Больно было Мишане, очень больно и силы уходили куда-то. От того и слова он из себя с трудом вытаскивал и как кирпичи к ногам Семиным складывал: «Зяма…. Слышишь меня, зяма…? Понял я про твоего первенца…. У того « языка»… на ксиве… в имени видно было одну букву…, а букв всех было не четыре…, пять…. Не Пауль он был…, Петер…. У нас ведь тоже…, если близнецы народятся …, то их обязательно в Петра и Павла окрестят…. Выходит ты на время близнецов разлучил…, а потом опять… вместе свел».

Замолчал Мишаня, дышал хрипло, силы собирал, еще что-то сказать хотел: «Зяма, зяма…, а фраер-то по ихнему… значит… вольный. А я кто?… Фраер что-ли?».
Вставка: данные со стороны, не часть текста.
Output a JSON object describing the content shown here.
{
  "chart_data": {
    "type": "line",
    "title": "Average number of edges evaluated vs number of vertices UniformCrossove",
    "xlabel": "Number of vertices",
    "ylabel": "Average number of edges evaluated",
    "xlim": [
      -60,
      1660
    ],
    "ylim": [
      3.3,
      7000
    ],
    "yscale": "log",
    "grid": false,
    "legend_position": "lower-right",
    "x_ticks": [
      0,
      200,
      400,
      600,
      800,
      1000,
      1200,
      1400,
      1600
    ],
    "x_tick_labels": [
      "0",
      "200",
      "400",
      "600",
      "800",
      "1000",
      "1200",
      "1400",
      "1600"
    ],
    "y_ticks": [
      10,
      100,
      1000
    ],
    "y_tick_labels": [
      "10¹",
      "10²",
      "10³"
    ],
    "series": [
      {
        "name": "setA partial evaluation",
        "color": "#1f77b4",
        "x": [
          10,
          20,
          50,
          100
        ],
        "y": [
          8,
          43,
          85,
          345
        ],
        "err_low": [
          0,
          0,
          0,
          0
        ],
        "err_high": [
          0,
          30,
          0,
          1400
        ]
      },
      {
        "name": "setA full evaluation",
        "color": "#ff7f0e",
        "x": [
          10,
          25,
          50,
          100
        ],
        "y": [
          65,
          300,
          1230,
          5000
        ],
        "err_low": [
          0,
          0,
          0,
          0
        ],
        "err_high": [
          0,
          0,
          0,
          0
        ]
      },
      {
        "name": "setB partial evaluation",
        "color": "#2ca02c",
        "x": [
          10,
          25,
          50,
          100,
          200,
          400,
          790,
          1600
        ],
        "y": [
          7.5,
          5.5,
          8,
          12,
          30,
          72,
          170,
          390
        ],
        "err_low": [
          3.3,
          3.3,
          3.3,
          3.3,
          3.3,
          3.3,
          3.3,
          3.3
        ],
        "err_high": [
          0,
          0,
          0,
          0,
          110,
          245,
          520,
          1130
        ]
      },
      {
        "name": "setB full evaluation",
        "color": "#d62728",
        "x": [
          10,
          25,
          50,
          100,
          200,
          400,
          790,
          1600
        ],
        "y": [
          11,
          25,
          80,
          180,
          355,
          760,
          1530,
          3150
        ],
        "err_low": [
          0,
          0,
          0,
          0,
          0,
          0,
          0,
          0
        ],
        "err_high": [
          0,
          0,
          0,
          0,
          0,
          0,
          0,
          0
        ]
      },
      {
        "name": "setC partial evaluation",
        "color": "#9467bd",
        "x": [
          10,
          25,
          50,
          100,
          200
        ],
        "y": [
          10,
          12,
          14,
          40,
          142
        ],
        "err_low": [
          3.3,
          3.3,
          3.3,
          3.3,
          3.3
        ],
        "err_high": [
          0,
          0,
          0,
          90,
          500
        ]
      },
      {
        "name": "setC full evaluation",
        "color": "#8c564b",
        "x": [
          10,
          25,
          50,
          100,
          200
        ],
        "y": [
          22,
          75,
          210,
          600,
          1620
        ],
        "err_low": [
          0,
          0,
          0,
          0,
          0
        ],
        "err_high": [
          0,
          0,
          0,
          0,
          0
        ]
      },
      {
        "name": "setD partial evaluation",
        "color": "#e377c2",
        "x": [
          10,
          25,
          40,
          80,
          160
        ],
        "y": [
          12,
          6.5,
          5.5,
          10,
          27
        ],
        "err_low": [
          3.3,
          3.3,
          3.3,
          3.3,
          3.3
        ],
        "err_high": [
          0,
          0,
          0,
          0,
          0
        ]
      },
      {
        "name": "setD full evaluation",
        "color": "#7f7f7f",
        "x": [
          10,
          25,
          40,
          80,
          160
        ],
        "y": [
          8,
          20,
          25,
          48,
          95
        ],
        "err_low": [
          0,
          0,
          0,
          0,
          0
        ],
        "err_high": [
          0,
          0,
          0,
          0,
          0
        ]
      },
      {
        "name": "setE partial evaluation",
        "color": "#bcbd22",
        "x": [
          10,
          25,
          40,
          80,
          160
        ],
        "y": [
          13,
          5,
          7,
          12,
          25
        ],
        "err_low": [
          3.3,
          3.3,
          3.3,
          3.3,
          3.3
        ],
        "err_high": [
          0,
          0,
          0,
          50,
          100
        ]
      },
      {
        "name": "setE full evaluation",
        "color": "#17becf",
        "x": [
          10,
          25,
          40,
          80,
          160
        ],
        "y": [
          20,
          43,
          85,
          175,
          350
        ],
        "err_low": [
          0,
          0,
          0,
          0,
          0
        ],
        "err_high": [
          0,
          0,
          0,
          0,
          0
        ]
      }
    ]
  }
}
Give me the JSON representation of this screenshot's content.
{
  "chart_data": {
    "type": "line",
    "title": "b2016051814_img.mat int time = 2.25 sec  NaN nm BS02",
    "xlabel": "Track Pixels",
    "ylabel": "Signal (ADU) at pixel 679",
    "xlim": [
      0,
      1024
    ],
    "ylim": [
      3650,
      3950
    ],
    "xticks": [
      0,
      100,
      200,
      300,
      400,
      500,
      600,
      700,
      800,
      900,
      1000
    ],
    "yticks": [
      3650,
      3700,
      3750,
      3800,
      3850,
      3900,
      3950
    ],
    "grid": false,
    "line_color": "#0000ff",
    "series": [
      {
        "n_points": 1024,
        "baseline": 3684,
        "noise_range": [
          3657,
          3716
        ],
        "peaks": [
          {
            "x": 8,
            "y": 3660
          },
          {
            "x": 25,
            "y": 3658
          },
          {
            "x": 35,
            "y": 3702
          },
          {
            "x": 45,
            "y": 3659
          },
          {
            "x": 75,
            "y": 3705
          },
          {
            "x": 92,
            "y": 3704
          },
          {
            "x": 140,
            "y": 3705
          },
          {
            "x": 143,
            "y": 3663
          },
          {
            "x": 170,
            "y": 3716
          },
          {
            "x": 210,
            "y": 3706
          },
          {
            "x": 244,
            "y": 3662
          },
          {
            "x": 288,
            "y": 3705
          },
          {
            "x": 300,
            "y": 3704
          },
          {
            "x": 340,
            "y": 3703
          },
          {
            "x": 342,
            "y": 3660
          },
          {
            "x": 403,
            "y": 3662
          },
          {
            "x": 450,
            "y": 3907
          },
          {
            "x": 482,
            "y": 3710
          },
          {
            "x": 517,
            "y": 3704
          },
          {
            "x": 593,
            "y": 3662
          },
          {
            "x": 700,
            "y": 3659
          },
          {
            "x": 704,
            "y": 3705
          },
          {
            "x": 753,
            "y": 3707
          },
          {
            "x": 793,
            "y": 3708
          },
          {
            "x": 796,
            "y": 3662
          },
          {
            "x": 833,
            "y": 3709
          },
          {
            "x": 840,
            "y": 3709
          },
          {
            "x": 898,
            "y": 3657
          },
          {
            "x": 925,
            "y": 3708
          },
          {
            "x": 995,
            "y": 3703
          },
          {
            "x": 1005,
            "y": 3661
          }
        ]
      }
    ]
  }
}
Опять замолчал Мишаня, дышал тяжко, силился сказать что-то, потом вдруг засветился улыбкой мечтательной и снова из себя кирпичи вытаскивать стал: «А у всех берлинских фраерков… лопатники… из чистой крокодиловой кожи…». Сказал, да так и затих с мечтательной улыбкой на лице. Ни дать – ни взять – дите малое, которому маманя пообещала, что ежели уснет, купит ему назавтра лошадку раскрашенную. Будет тебе конек расцвеченный, будет тебе и пряник с изюмом, а кошелек тот крокодиловый я тебе мигом доставлю. Только не умирай, Мишаня, не умирай!!!

Да не послушал Мишаня друга своего. Заерзал, заерзал ногами, будто кандалы с себя стаскивал, к жизни земной его приковавшие, а вместо них натянул на себя пепельное то покрывало.

Завыл Сема воем звериным. Возил кулаком по скулам, размазывая по лицу грязь, вперемешку со слезой обильной, материл последними словами санитаров, сдуру вздумавших Мишаню вперед головой выносить. Потом уже, как в бреду, яростно махал лопатой, готовил купель посмертную для своего друга-сотоварища, в которой обрел он братьев своих. А братьев тех на добрый батальон набиралось. Горстями сыпал Сема на тела братьев землицу чужую, насыпал курган высокий, глушил спирт дозой немереной, опустошая запасы медсанбатовские, пытаясь унять боль в сердце своем – не унималась боль.